If you focus on these eight concepts you WILL build better products. It will not be easy, and it will not be instant. You’ll probably get a lot of pushback and ruffle some feathers, but I promise that your product/service will benefit.
As product development teams we spend a great deal of time looking for “the answer”. We often adopt methodologies as a safety blanket, and then lose faith when the situation changes. Sure, I’ve provided some examples. But your teams are smart! Let them experiment with the how. Paint these broad goals and let them lead you.
Build a better product by …
1. Shortening the distance between the product development team (UX and engineering) and the customer
For example …
- Team fieldtrips to visit customers onsite
- Biweekly lunch and learns with moderated customer discussion
- Allow any front-line team member to pick up phone and call customer
- Hire full-time UX researchers, with goal to share research and engage others in research Why? With each hop you lose signal. Efforts to filter this information to make it more “actionable” are largely ineffective
2. Accelerating any form of learning about your customers, market, technology, self, team, and organization
For example …
- Regular team retrospectives, outings, and conversations
- Voice-of-customer programs, access to accurate usage metrics, regular presentations on competitors and trends
- Pairing, mob-programming, mentor program
- Offer experiment-design training, and share results broadly
- Celebrate learning! Share broadly. Share visibly Why? Your team’s collective learning is your organization’s foremost asset. Left unshared, it depreciates almost immediately
3. Watching a real user use your product to get their job done
For example …
- Moderated and unmoderated usability tests
- Diary studies with screen-share (e.g. always-on GoToMeeting study)
- Session recording, click-stream analysis Why? To get out of your own head! No use is arguing about whose guess is better
4. Making it possible to deliver software more fearlessly and with less drama
For example …
- Test driven development, automated testing, CI, “stop the line” mandate (with no repercussions)
- Feature flags, beta groups, prototype framework
- Invest in DevOps Why? If you work scared, you’ll take no risks
5. Reducing the number of dependencies and constraints
For example …
- SOA, plan for obsolescence and change vs. hardening and future-proofing
- Teams aligned around distinct value streams vs. organized around architecture or skill-sets
- Fewer promises to customers, and other stakeholders (internal and external)
- Late binding of teams (vs. pre-assigning epics to teams months in advance)
- Just-in-time planning, co-design, design sprints, etc. Why? You can’t move quickly with your hands tied. And if you try, you’ll have mediocre results
6. Promoting diversity, and engaging the minority viewpoint
For example …
- Diverse hiring teams, self-selecting teams and projects, voluntary team rotation
- Tailor activities to different communication and learning styles
- Leaders speak last. Coach on listening and communication skills (while respecting diversity)
- Anonymous surveys (if safety level is low)
- Ritual dissentWhy? If everyone thinks the same and is forced to agree with the loudest voice, you’ll never explore different perspectives.

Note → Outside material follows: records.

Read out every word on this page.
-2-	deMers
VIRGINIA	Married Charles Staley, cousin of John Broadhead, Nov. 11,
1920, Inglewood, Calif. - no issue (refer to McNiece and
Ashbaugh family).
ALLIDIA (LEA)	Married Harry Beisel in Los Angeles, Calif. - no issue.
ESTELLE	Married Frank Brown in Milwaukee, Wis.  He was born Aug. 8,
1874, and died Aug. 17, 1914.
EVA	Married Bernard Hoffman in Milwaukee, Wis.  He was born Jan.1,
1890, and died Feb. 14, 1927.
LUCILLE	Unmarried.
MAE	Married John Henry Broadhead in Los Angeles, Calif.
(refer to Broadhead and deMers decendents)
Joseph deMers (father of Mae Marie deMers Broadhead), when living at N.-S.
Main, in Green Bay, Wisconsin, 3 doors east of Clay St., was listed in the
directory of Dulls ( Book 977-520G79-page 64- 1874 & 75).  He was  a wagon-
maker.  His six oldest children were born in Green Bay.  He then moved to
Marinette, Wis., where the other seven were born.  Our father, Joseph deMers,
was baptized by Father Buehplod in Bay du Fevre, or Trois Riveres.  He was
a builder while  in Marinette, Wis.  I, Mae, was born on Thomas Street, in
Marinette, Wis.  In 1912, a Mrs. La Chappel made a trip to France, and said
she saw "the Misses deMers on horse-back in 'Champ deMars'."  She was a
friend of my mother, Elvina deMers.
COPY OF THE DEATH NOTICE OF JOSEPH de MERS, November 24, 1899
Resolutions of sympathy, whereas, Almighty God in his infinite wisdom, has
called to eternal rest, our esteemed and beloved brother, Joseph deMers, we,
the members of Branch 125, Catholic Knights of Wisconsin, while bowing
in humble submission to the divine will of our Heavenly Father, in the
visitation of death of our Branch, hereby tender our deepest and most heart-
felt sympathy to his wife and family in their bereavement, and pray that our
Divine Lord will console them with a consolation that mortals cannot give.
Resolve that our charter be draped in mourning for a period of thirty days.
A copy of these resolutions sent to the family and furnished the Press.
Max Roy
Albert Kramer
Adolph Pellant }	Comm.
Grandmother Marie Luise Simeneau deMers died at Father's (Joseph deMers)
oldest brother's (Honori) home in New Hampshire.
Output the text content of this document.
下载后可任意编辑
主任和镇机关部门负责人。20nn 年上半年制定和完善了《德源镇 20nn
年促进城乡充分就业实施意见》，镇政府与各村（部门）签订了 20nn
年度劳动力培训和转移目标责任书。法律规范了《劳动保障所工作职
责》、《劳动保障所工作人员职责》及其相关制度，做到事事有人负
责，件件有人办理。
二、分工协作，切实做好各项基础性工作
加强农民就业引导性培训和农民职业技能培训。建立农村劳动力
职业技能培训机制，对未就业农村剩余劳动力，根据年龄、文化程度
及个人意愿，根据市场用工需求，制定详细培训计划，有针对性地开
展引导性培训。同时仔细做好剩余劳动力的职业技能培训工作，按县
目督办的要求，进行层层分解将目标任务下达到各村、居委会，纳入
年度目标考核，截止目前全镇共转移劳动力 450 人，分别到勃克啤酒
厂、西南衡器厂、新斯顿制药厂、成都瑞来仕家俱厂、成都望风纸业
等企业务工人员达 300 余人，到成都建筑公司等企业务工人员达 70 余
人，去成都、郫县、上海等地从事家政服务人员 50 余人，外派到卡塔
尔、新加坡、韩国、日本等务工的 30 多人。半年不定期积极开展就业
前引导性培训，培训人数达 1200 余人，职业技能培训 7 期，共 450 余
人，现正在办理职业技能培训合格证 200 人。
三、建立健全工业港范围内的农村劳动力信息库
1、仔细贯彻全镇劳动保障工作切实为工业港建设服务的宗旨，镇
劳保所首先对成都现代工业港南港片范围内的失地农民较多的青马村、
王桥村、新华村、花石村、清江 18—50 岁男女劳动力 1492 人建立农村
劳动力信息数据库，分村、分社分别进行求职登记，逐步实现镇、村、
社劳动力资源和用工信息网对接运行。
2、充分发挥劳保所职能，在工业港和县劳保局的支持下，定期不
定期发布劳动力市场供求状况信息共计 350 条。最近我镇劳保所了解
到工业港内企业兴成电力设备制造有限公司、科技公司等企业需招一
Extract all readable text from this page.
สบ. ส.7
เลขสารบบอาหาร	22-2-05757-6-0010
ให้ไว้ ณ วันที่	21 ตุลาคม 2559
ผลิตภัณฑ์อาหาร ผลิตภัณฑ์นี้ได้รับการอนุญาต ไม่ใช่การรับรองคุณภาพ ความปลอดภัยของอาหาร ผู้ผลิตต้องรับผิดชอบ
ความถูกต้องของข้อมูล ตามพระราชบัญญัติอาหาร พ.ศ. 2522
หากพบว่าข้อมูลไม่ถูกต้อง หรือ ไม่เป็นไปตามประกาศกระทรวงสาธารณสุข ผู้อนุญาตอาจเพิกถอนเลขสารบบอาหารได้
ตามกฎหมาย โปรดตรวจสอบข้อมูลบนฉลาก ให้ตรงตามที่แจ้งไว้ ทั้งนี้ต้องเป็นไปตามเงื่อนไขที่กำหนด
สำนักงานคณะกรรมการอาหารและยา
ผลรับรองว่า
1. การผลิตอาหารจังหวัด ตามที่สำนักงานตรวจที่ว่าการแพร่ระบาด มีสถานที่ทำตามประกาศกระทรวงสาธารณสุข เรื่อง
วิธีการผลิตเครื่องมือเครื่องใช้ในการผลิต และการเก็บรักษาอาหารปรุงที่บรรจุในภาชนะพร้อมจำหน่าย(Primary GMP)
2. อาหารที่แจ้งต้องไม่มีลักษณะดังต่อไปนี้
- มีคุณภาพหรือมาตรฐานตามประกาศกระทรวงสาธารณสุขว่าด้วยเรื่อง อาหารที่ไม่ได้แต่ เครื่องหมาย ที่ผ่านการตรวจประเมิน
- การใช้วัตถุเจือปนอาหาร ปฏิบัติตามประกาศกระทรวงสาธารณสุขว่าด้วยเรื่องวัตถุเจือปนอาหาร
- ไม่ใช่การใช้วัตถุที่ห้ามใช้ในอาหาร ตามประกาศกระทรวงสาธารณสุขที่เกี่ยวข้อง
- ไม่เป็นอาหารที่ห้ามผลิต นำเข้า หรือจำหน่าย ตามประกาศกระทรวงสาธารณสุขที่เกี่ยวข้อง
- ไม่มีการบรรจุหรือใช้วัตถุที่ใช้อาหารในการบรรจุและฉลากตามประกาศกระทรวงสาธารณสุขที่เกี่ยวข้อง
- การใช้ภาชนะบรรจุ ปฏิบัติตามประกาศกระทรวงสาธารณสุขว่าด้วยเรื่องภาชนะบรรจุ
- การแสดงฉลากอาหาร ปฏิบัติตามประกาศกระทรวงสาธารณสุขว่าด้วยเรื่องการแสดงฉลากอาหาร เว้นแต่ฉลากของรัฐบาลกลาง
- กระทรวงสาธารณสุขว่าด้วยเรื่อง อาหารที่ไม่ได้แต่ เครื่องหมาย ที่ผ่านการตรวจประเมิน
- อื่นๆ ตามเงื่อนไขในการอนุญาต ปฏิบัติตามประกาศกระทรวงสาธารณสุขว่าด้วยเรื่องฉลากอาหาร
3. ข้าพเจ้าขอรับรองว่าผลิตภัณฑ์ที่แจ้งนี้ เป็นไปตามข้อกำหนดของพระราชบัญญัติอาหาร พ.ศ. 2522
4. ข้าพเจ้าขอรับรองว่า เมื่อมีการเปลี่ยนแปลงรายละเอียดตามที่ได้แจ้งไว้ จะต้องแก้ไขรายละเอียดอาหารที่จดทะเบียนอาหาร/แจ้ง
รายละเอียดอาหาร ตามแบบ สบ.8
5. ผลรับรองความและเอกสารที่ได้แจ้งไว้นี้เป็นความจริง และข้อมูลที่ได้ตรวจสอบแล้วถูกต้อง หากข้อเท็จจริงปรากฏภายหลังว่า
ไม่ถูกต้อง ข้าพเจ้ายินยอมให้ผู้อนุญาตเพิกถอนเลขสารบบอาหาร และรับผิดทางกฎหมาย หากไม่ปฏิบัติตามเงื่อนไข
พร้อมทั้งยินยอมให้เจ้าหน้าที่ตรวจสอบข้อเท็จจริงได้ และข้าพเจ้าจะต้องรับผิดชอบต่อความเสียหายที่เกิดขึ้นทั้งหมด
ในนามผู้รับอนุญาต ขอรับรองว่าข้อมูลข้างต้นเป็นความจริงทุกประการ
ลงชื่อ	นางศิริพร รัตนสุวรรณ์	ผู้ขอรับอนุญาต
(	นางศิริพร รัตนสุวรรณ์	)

7. Fostering creativity and freedom to explore and experiment
For example …
- Describe the end-goal vs. a particular solution. In other words, promote creative solutions for “normal” work
- Teams self-select stretch innovation project after completing “normal” feature
- Get individuals out of functional silo (UXers code, engineers design)
- 10% time, idea marketplaces (Tinder for collaborating on projects), co-design with customers Why: If you are 100% delivery focused, you’ll eventually hit the point when the luck runs out. We all crave a sense of impact and get a buzz from trying something new. Bonus: this is how you innovate … not some lab or hack day.
8. Bridging silos
For example …
- All employees spend time in support queue
- Marketing and sales engaged in group design activities
- Front-line teams present to senior management (not a middle-person) Why: Silos inhibit the flow of information.